My generic suggestion, validate the charset in a first step, then split and parse in a seperate method based on what you expect. If this is in a web site/app then you can use the ASP Regex validation on the front end then break it up on the back end.
If you're just checking the value of the group, with group(i).value, then you will only get the last one. However, if you want to enumerate over all the times that group was captured, use group(2).captures(i).value, as shown below.

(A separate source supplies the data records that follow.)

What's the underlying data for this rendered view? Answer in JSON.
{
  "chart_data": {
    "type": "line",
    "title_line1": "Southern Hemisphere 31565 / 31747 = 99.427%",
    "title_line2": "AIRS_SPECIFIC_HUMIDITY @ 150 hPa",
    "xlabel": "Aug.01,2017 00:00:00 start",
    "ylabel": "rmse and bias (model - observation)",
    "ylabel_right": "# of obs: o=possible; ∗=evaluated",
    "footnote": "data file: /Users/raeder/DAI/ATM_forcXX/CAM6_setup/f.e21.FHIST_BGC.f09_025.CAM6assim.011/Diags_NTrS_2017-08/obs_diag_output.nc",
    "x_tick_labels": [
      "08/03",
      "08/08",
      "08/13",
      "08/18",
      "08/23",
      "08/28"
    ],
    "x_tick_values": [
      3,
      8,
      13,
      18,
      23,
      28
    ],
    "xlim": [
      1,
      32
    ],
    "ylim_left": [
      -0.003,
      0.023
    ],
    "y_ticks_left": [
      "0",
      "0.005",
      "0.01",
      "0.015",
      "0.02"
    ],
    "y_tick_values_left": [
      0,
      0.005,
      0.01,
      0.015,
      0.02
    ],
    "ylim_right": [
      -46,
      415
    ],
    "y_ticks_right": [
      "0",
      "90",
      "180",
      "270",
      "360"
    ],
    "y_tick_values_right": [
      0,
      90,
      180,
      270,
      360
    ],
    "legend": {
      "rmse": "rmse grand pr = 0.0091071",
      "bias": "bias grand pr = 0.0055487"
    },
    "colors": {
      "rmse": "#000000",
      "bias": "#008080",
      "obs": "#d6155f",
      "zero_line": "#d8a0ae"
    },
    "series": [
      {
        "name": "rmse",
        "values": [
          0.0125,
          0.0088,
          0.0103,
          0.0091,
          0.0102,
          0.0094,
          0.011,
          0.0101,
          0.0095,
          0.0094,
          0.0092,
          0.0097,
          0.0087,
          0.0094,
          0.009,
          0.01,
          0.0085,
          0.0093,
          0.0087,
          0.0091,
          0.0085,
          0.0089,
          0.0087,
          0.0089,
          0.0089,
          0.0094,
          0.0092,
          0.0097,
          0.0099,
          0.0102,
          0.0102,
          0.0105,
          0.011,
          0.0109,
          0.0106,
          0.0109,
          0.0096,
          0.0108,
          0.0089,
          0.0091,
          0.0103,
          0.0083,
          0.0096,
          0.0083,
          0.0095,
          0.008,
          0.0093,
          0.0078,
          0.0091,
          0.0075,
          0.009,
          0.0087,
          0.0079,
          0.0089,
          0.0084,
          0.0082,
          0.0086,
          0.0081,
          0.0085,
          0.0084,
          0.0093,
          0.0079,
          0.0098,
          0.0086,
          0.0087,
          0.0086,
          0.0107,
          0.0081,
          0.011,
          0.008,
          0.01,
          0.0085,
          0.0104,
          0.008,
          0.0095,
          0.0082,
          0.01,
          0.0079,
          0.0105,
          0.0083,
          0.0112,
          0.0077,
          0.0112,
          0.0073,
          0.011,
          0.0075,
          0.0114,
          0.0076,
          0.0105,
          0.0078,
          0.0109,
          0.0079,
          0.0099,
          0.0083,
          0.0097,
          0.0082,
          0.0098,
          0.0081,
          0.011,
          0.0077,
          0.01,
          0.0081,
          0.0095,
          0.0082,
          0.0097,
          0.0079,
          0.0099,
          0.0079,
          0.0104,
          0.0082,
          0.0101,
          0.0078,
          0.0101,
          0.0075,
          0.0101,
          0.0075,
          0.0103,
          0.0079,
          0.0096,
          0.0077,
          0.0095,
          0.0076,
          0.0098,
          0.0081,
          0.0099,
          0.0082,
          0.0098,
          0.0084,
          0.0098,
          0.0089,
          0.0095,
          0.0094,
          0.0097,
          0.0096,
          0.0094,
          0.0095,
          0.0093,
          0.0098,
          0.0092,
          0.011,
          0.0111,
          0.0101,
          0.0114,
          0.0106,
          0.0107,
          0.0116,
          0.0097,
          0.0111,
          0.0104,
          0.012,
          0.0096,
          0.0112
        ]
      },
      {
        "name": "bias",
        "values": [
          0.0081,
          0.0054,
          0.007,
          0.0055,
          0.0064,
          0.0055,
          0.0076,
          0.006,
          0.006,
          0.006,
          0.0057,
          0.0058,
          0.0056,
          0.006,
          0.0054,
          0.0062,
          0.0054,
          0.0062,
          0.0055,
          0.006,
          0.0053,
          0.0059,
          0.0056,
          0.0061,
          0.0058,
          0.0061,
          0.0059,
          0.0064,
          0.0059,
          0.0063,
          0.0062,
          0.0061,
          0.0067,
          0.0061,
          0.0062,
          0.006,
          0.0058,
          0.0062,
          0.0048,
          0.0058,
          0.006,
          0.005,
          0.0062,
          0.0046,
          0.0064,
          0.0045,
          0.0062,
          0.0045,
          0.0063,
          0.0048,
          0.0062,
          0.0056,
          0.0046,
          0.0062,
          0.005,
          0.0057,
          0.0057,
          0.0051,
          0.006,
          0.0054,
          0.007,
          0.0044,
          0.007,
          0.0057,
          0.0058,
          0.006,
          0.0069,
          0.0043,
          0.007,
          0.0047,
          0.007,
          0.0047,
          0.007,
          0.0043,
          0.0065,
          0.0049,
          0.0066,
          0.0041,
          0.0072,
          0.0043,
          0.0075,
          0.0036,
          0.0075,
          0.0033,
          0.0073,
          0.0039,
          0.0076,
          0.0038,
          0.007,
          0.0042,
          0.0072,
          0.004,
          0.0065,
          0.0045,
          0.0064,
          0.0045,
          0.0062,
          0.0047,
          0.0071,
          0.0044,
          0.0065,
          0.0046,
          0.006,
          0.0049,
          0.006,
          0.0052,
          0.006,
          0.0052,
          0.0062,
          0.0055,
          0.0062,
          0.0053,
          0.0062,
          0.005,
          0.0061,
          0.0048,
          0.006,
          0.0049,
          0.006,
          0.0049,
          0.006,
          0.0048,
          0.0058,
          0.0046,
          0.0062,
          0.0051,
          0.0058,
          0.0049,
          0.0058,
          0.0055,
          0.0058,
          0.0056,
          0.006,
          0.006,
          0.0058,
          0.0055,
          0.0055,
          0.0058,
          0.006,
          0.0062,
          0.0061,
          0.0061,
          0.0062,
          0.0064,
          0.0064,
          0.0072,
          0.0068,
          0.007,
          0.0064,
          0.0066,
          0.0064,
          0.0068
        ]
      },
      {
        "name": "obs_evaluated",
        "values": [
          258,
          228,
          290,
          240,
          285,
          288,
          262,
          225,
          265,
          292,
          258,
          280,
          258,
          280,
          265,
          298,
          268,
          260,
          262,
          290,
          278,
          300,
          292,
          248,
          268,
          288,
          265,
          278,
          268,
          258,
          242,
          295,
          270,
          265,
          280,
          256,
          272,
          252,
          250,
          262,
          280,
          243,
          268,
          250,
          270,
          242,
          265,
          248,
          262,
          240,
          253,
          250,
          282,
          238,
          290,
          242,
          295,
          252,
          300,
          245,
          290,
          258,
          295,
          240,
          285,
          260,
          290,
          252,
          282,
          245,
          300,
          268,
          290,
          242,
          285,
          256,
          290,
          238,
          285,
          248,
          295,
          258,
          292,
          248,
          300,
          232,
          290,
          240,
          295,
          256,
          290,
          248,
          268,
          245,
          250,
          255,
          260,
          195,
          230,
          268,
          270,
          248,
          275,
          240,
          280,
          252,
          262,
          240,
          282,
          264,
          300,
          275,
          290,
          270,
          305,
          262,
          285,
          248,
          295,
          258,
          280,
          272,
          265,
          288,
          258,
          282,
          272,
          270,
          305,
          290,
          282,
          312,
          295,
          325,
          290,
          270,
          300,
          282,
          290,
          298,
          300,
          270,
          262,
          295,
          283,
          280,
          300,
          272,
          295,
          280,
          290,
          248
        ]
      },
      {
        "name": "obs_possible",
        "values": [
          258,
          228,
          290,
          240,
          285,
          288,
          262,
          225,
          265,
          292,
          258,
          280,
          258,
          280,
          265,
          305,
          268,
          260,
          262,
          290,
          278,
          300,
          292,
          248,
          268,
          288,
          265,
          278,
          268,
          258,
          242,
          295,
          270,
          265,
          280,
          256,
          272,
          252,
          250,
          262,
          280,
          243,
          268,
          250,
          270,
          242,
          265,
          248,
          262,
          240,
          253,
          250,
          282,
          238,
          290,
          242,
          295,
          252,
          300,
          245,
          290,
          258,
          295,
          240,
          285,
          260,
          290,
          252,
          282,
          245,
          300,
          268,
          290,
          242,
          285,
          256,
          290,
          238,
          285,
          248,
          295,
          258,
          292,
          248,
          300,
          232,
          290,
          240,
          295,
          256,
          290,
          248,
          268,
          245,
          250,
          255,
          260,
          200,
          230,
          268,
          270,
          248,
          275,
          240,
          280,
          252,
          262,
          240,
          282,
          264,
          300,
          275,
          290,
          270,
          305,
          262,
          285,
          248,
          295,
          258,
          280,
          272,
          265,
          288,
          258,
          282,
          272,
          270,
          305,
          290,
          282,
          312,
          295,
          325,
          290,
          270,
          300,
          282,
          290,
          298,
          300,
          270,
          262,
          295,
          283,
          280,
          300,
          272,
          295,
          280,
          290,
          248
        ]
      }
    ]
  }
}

system.text.RegularExpressions.Regex.Match("H3Y5NC8E-TGA5B6SB-2NVAQ4E0","(([ABCDEFGHJKLMNPQRSTVXYZ0123456789]+)-?)*").Groups(2).Captures(i).Value
Mike,
You can use character set of your choice inside character group. All you need is to add "+" modifier to capture all groups. See my previous answer, just change [A-Z0-9] to whatever you need (i.e. [ABCDEFGHJKLMNPQRSTVXYZ0123456789])
You can use this pattern:
Regex.Split("H3Y5NC8E-TGA5B6SB-2NVAQ4E0", "([ABCDEFGHJKLMNPQRSTVXYZ0123456789]{8}+)-?")
But you will need to filter out empty strings from resulting array.
Citation from MSDN:
If multiple matches are adjacent to one another, an empty string is inserted into the array.